Couvent Deir El Malak
Entrée monumentale: deux tours de ciment surmontées d’un grand portique jaune tout neuf. Le couvent est très étendu. Les cellules ressemblent à des pavillons de banlieue. Une autre église gigantesque est en construction. Pas très pittoresque ! En revanche, nous sommes très bien accueillis par un moine qui nous fait entrer dans la pièce où se trouve les fons baptismaux : on voit une grande cuve remplie d’eau. Les coptes baptisent par immersion. Dans cette pièce tranquille, il peut nous énumérer tous les anges et archanges. Ici, c’est Michel qui est vénéré. Le moine est vêtu d’une soutane noire très légère qui ressemble à de la soie. Il est barbu mais barbe et chevelure sont retenus dans un capuchon brodé au point de croix. Nabil, toujours démonstratif lui embrasse la manche. Il nous mène dans une église très ancienne datant du IVème siècle. Comme c’est la Semaine Sainte, l’église est cernée d’un grand bandeau de tissu noir. Des portraits du Christ gris sur fond noir sont aussi suspendus pour compléter l’impression de deuil. De nombreux fidèles écoutent les prêtres qui officient derrière l’iconostase. Très aimablement ils se lèvent pour nous permettre d’admirer les fresques du IX ème siècle. Dans le narthex les fresques sont encore plus belles. Dans l’église l’assistance se lève, chante, Nabil se mêle à eux. J’aimerais bien les écouter plus longtemps. Mais il n’y a que des hommes c’est gênant. Nous passons à la boutique du monastère qui est une véritable épicerie. J’achète deux bouteilles d’eau, Nabil des olives, du fromage dans de grosses boites métalliques magnifiques.

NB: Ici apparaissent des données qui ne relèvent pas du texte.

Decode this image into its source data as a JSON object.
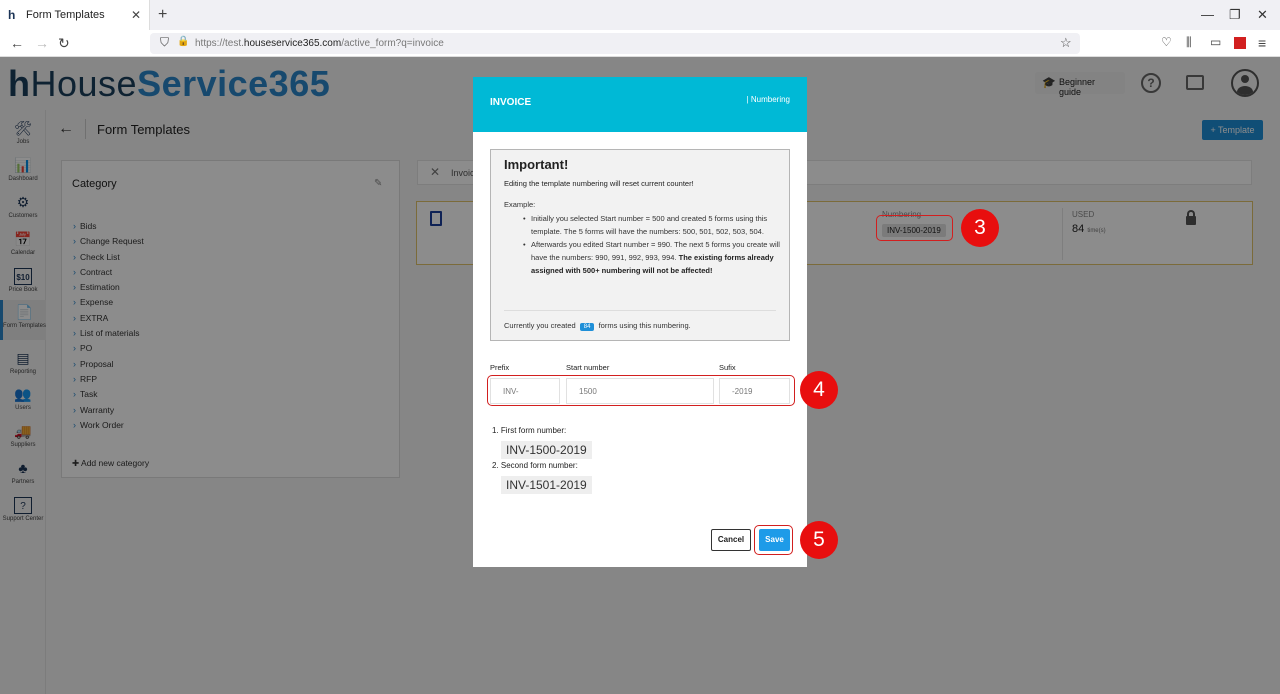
{
  "browser": {
    "tab_title": "Form Templates",
    "url_prefix": "https://test.",
    "url_domain": "houseservice365.com",
    "url_path": "/active_form?q=invoice"
  },
  "app": {
    "logo_h": "h",
    "logo_house": "House",
    "logo_service": "Service365",
    "beginner_guide": "Beginner guide",
    "help": "?",
    "page_title": "Form Templates",
    "template_button": "+ Template"
  },
  "sidebar": {
    "items": [
      {
        "label": "Jobs",
        "icon": "🛠"
      },
      {
        "label": "Dashboard",
        "icon": "📊"
      },
      {
        "label": "Customers",
        "icon": "⚙"
      },
      {
        "label": "Calendar",
        "icon": "📅"
      },
      {
        "label": "Price Book",
        "icon": "$10"
      },
      {
        "label": "Form Templates",
        "icon": "📄"
      },
      {
        "label": "Reporting",
        "icon": "▤"
      },
      {
        "label": "Users",
        "icon": "👥"
      },
      {
        "label": "Suppliers",
        "icon": "🚚"
      },
      {
        "label": "Partners",
        "icon": "♣"
      },
      {
        "label": "Support Center",
        "icon": "?"
      }
    ]
  },
  "category": {
    "title": "Category",
    "items": [
      "Bids",
      "Change Request",
      "Check List",
      "Contract",
      "Estimation",
      "Expense",
      "EXTRA",
      "List of materials",
      "PO",
      "Proposal",
      "RFP",
      "Task",
      "Warranty",
      "Work Order"
    ],
    "add_label": "Add new category"
  },
  "search": {
    "chip": "Invoice"
  },
  "card": {
    "numbering_label": "Numbering",
    "numbering_value": "INV-1500-2019",
    "used_label": "USED",
    "used_value": "84",
    "used_unit": "time(s)"
  },
  "modal": {
    "title": "INVOICE",
    "subtitle": "| Numbering",
    "important_title": "Important!",
    "warning": "Editing the template numbering will reset current counter!",
    "example_label": "Example:",
    "bullet1": "Initially you selected Start number = 500 and created 5 forms using this template. The 5 forms will have the numbers: 500, 501, 502, 503, 504.",
    "bullet2_plain": "Afterwards you edited Start number = 990. The next 5 forms you create will have the numbers: 990, 991, 992, 993, 994.",
    "bullet2_bold": " The existing forms already assigned with 500+ numbering will not be affected!",
    "footer_pre": "Currently you created",
    "footer_count": "84",
    "footer_post": "forms using this numbering.",
    "prefix_label": "Prefix",
    "start_label": "Start number",
    "suffix_label": "Sufix",
    "prefix_value": "INV-",
    "start_value": "1500",
    "suffix_value": "-2019",
    "first_label": "1. First form number:",
    "first_value": "INV-1500-2019",
    "second_label": "2. Second form number:",
    "second_value": "INV-1501-2019",
    "cancel_label": "Cancel",
    "save_label": "Save"
  },
  "annotations": {
    "step3": "3",
    "step4": "4",
    "step5": "5",
    "color": "#e80e0e"
  }
}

Une femme nous demande si elle peut faire de l’autostop avec son fils. Ce n’est pas une passagère très polie ni très agréable. Son passage fait du désordre dans la voiture et nous perdrons à cette occasion Gallimard et la belle carte de l’IGN.
La caravane traverse le Fayoum. Certains endroit sont boisés : immenses manguiers ; orangers. Je ne cherche plus à faire des photos. J’aimerais bien prendre les pigeonniers mais je les rate, les confondant avec les minarets.